Five Non-Fiction Books to Read in March

This month I’m hoping to finish up a few non-fiction books I’m meandering through because my TBR is piled super high. And because I’m soaking in the content and learning a great deal.

Creatrix: She Who Makes by Lucy H. Pearce. The author shares personal stories from her own life as well as the voices of many other creative women. What are the joys, the challenges, the highs and lows of creative living. The exhilarating experiences, the slogging through to finish, finding and making time for creative work in the margins of our busy lives. And I haven’t gotten to it yet, but there’s even a practical section about business and marketing. More when I finish the book!

Saving Us: A Climate Scientist’s Case for Hope and Healing in a Divided World by Katherine Hayhoe. This book could also be titled ‘How to Talk to the Deniers, Dismissers, and Those Resistant to Reality’. LOL. But seriously, in only the first few chapters, the author gives clear ideas and examples on how to talk to people about planetary peril, climate catastrophe, etc. I look forward to reading the rest of it.

Abundance: The Inner Path to Wealth by Deepak Chopra. With his clear writing, Deepak takes complex concepts and distills them into easy-to-understand and practice principles for living an abundant life. I’ve already had several aha moments. I’m reading through his explanation of the chakra system at the moment and appreciate the way he takes the ‘woo woo’ out of this yogic way of looking at life.

The Intersectional Environmentalist: How to Dismantle Systems of Oppression to Protect People + Planet by Leah Thomas. This book has so much to teach us: from the explanation of terminology of words and concepts such as intersectional, to what has happened and what is happening to dismantle systems of oppression, to what we can do. I am learning so much and can’t wait to read the rest of the book.

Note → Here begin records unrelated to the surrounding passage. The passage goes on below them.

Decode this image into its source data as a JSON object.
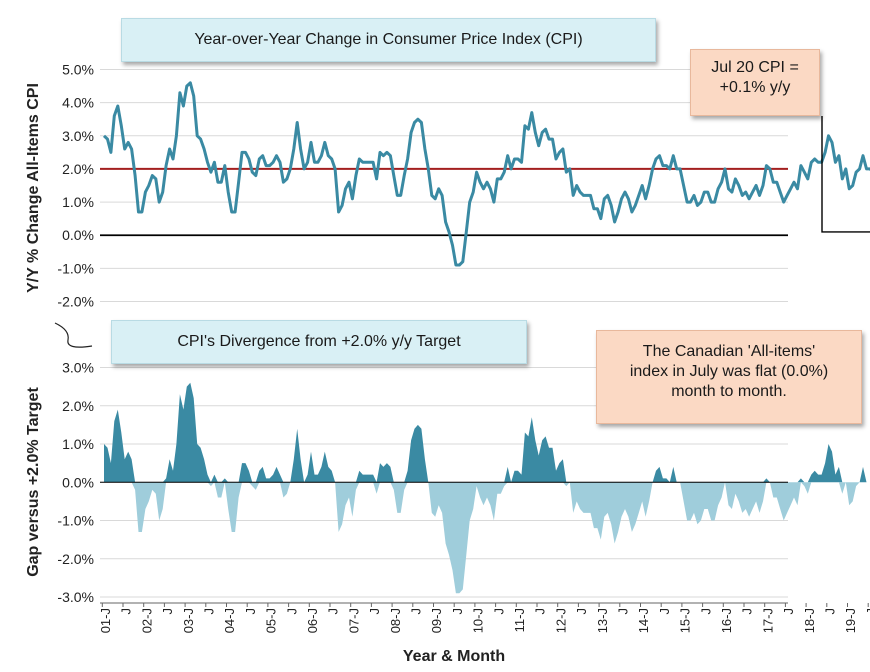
{
  "titles": {
    "top": "Year-over-Year Change in Consumer Price Index (CPI)",
    "bottom": "CPI's Divergence from +2.0% y/y Target"
  },
  "annotations": {
    "jul_line1": "Jul 20 CPI =",
    "jul_line2": "+0.1% y/y",
    "canada_line1": "The Canadian 'All-items'",
    "canada_line2": "index in July was flat (0.0%)",
    "canada_line3": "month to month."
  },
  "colors": {
    "cpi_line": "#3a8aa3",
    "target_line": "#a31f1f",
    "zero_line": "#000000",
    "gap_positive": "#3a8aa3",
    "gap_negative": "#9fcddb",
    "grid": "#d9d9d9"
  },
  "chart_data": [
    {
      "type": "line",
      "title": "Year-over-Year Change in Consumer Price Index (CPI)",
      "ylabel": "Y/Y % Change All-Items CPI",
      "xlabel": "",
      "ylim": [
        -2.0,
        5.0
      ],
      "yticks": [
        "5.0%",
        "4.0%",
        "3.0%",
        "2.0%",
        "1.0%",
        "0.0%",
        "-1.0%",
        "-2.0%"
      ],
      "grid": "horizontal",
      "reference_lines": [
        {
          "value": 2.0,
          "color": "#a31f1f"
        },
        {
          "value": 0.0,
          "color": "#000000"
        }
      ],
      "x_start": "2001-01",
      "x_end": "2020-07",
      "series": [
        {
          "values": [
            3.0,
            2.9,
            2.5,
            3.6,
            3.9,
            3.3,
            2.6,
            2.8,
            2.6,
            1.8,
            0.7,
            0.7,
            1.3,
            1.5,
            1.8,
            1.7,
            1.0,
            1.3,
            2.1,
            2.6,
            2.3,
            3.0,
            4.3,
            3.9,
            4.5,
            4.6,
            4.2,
            3.0,
            2.9,
            2.6,
            2.2,
            1.9,
            2.2,
            1.6,
            1.6,
            2.1,
            1.3,
            0.7,
            0.7,
            1.6,
            2.5,
            2.5,
            2.3,
            1.9,
            1.8,
            2.3,
            2.4,
            2.1,
            2.1,
            2.2,
            2.4,
            2.2,
            1.6,
            1.7,
            2.0,
            2.6,
            3.4,
            2.6,
            2.0,
            2.2,
            2.8,
            2.2,
            2.2,
            2.4,
            2.8,
            2.4,
            2.3,
            2.0,
            0.7,
            0.9,
            1.4,
            1.6,
            1.1,
            1.8,
            2.3,
            2.2,
            2.2,
            2.2,
            2.2,
            1.7,
            2.5,
            2.4,
            2.5,
            2.4,
            1.8,
            1.2,
            1.2,
            1.8,
            2.3,
            3.1,
            3.4,
            3.5,
            3.4,
            2.6,
            2.0,
            1.2,
            1.1,
            1.4,
            1.2,
            0.4,
            0.1,
            -0.3,
            -0.9,
            -0.9,
            -0.8,
            0.1,
            1.0,
            1.3,
            1.9,
            1.6,
            1.4,
            1.6,
            1.4,
            1.0,
            1.7,
            1.7,
            1.9,
            2.4,
            2.0,
            2.3,
            2.3,
            2.2,
            3.3,
            3.2,
            3.7,
            3.1,
            2.7,
            3.1,
            3.2,
            2.9,
            2.9,
            2.3,
            2.5,
            2.6,
            1.9,
            2.0,
            1.2,
            1.5,
            1.3,
            1.2,
            1.2,
            1.2,
            0.8,
            0.8,
            0.5,
            1.1,
            1.2,
            0.9,
            0.4,
            0.7,
            1.1,
            1.3,
            1.1,
            0.7,
            0.9,
            1.2,
            1.5,
            1.1,
            1.5,
            2.0,
            2.3,
            2.4,
            2.1,
            2.1,
            2.0,
            2.4,
            2.0,
            2.0,
            1.5,
            1.0,
            1.0,
            1.2,
            0.9,
            1.0,
            1.3,
            1.3,
            1.0,
            1.0,
            1.4,
            1.6,
            2.0,
            1.4,
            1.3,
            1.7,
            1.5,
            1.2,
            1.3,
            1.1,
            1.3,
            1.5,
            1.2,
            1.5,
            2.1,
            2.0,
            1.6,
            1.6,
            1.3,
            1.0,
            1.2,
            1.4,
            1.6,
            1.4,
            2.1,
            1.9,
            1.7,
            2.2,
            2.3,
            2.2,
            2.2,
            2.5,
            3.0,
            2.8,
            2.2,
            2.4,
            1.7,
            2.0,
            1.4,
            1.5,
            1.9,
            2.0,
            2.4,
            2.0,
            2.0,
            1.9,
            1.9,
            1.9,
            2.2,
            2.2,
            2.4,
            2.2,
            0.9,
            -0.2,
            -0.4,
            0.7,
            0.1
          ]
        }
      ]
    },
    {
      "type": "area",
      "title": "CPI's Divergence from +2.0% y/y Target",
      "ylabel": "Gap versus +2.0% Target",
      "xlabel": "Year & Month",
      "ylim": [
        -3.0,
        3.0
      ],
      "yticks": [
        "3.0%",
        "2.0%",
        "1.0%",
        "0.0%",
        "-1.0%",
        "-2.0%",
        "-3.0%"
      ],
      "grid": "horizontal",
      "derived_from": "CPI y/y minus 2.0",
      "categories": [
        "01-J",
        "02-J",
        "03-J",
        "04-J",
        "05-J",
        "06-J",
        "07-J",
        "08-J",
        "09-J",
        "10-J",
        "11-J",
        "12-J",
        "13-J",
        "14-J",
        "15-J",
        "16-J",
        "17-J",
        "18-J",
        "19-J",
        "20-J"
      ]
    }
  ]
}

Kinship: Belonging in a World of Relations, Volume 1: Planet edited by Gavin Van Horn, Robin Wall Kimmerer, and John Hausdoerffer. All I have to do is see Robin Wall Kimmerer’s name anywhere and I immediately have to read it. This is the first volume of a five volume set from the Center For Humans and Nature. Each piece is thoughtful and beautiful and helps the reader understand even more how we are all connected and related and how what we do matters. I am really looking forward to the piece by Kimmerer as well as the one by Drew Lanham in this volume.